Peningkatan status ini diumumkan setelah gelar perkara pada 7 Juli 2025, dan tertuang dalam Surat Perintah Penyidikan Nomor: Print-1052/M.5/Fd.2/07/2025. Sebelumnya, penyelidikan telah dimulai sejak 14 Mei 2025 berdasarkan Surat Perintah Penyelidikan Nomor: Print-6864/M.5.1/Fd.1/05/2025.
"Tim telah memeriksa sedikitnya 250 orang saksi, mulai dari penerima bantuan, kepala desa, fasilitator lapangan, pemilik toko bangunan, hingga pejabat pembuat komitmen (PPK)," kata Asisten Pidana Khusus Kejati Jatim, Saiful Bahri Siregar, dalam konferensi pers di Surabaya, Selasa, 8 Juli 2025.

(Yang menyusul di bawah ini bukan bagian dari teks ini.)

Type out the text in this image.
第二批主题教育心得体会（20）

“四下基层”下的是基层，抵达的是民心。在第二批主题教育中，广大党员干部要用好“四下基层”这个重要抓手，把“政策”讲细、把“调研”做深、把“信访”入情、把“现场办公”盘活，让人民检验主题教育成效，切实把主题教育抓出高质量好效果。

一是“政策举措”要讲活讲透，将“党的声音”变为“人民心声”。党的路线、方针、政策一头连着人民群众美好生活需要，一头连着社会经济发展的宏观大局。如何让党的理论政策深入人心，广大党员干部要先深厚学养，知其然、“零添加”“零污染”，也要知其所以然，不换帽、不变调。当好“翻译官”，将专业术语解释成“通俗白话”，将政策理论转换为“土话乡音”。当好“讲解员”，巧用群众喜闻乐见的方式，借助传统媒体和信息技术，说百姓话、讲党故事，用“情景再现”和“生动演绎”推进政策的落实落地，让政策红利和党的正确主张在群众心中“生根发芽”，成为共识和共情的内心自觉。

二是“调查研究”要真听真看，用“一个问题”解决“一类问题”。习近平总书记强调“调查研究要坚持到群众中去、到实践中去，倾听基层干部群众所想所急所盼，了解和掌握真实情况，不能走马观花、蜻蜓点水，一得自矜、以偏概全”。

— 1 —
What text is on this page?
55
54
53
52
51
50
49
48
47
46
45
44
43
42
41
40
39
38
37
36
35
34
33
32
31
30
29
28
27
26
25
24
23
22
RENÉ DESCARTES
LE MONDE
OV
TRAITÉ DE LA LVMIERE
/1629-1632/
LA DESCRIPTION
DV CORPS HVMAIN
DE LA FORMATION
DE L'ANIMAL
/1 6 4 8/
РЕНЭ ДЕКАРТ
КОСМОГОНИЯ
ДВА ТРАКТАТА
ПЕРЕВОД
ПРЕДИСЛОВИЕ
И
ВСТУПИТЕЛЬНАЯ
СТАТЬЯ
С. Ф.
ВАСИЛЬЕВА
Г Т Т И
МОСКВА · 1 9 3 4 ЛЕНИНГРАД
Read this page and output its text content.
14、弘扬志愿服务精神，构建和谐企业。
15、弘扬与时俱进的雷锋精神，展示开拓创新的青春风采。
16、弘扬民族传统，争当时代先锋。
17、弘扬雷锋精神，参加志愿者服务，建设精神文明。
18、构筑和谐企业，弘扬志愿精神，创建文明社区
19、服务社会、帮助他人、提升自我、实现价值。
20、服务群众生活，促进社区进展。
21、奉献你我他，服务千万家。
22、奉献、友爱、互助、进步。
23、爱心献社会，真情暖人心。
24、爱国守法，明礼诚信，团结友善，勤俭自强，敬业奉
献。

Saiful mengatakan Tim Penyidik juga melakukan penggeledahan serentak enam lokasi di Kabupaten Sumenep pada hari yang sama, sebagai upaya pengumpulan alat bukti. Lokasi tersebut diduga berkaitan langsung dengan pelaksanaan proyek BSPS.
Tak hanya di Sumenep, dua lokasi lainnya di Kota Surabaya juga turut digeledah oleh penyidik sejak pukul 14.50 WIB berdasarkan Surat Perintah Penggeledahan Nomor: Print-1057/M.5.5/Fd.2/07/2025.
"Dari lokasi itu, kami menyita berbagai dokumen penting dan perangkat elektronik, seperti telepon genggam, laptop, serta rekaman suara yang diduga berkaitan dengan pelaksanaan program," ujarnya.
Selain itu, sebanyak 15 kepala desa dari Sumenep juga turut diperiksa di kantor Kejati Jatim pada hari yang sama. Mereka dimintai keterangan terkait dugaan keterlibatan mereka dalam proyek BSPS.
Saiful menegaskan komitmennya untuk menuntaskan kasus ini secara profesional dan transparan, serta mengimbau seluruh saksi agar kooperatif. "Kami ingatkan setiap upaya menghambat proses penyidikan atau memberikan keterangan palsu, maka akan dikenakan sanksi pidana sebagaimana diatur dalam Pasal 21 dan/atau Pasal 22 UU Nomor 31 Tahun 1999 tentang Pemberantasan Tindak Pidana Korupsi," pungkas Saiful.